The Australian Consortium for Interferometric Gravitational Astronomy is led by physicists at ANU, UWA and the University of Adelaide, with support from researchers at a number of other universities and high technology companies.
“We know that gravitational waves produced from cataclysmic astrophysical events, such as supernovae, and inspiralling pairs of neutron stars to form black holes, are immensely powerful. We know that they play a significant role in the physics of the universe. But we have not been able to yet successfully detect and measure them. The proposal for a gravitational wave observatory here in Australia would be a boon for our knowledge of these waves, and their role in space,” said Associate Professor Susan Scott, from the Physics Department at ANU.
Gravitational waves are thought to be tiny ripples in the fabric of space, created by matter moving through space. They cause everything, including space itself, to alternately stretch and shrink in different directions, but only by an infinitesimal amount. The detection of gravitational waves would herald a second known form of radiation (along with electromagnetic radiation).

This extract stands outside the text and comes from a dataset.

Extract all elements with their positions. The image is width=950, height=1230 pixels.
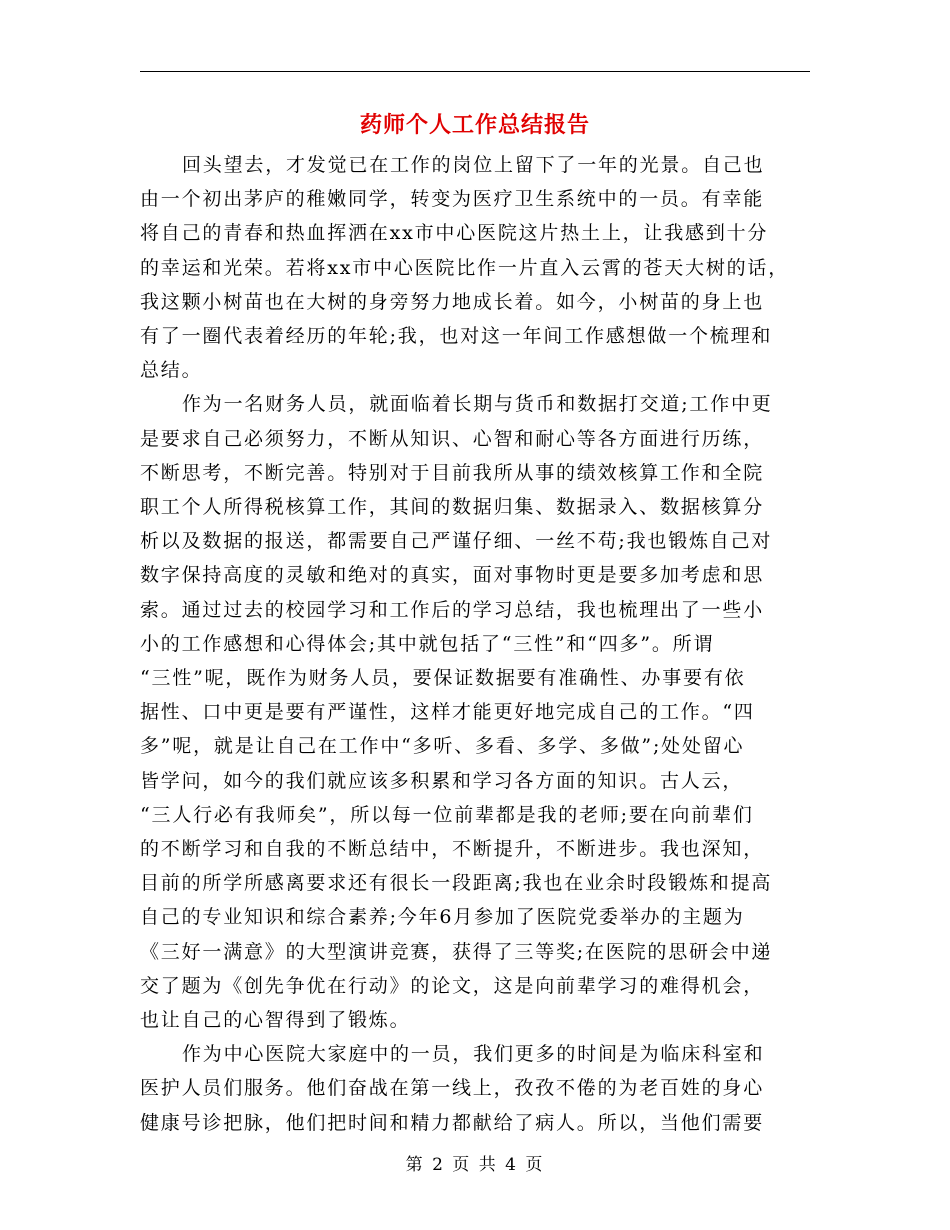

Australia is the optimal location for an addition to the world array of gravitational wave detection facilities, as it would more than double the number of detectable sources and improve by up to four times the directional precision of the global network of detectors, according to Associate Professor Scott.
Last week Australian Research Council Discovery grants and funds from the WA Government and LotteryWest, totalling more than $2 million, were awarded to ANU, UWA and the Gravity Discovery Centre to bring the gravitational wave observatory one step closer in Australia.
“Importantly, this funding will also allow Australian scientists to continue to participate in the world gravitational wave astronomy program,” Associate Professor Scott said. “The aim of the prospectus is to map out the consortium’s plan to secure further funding to build this important international facility in Australia.”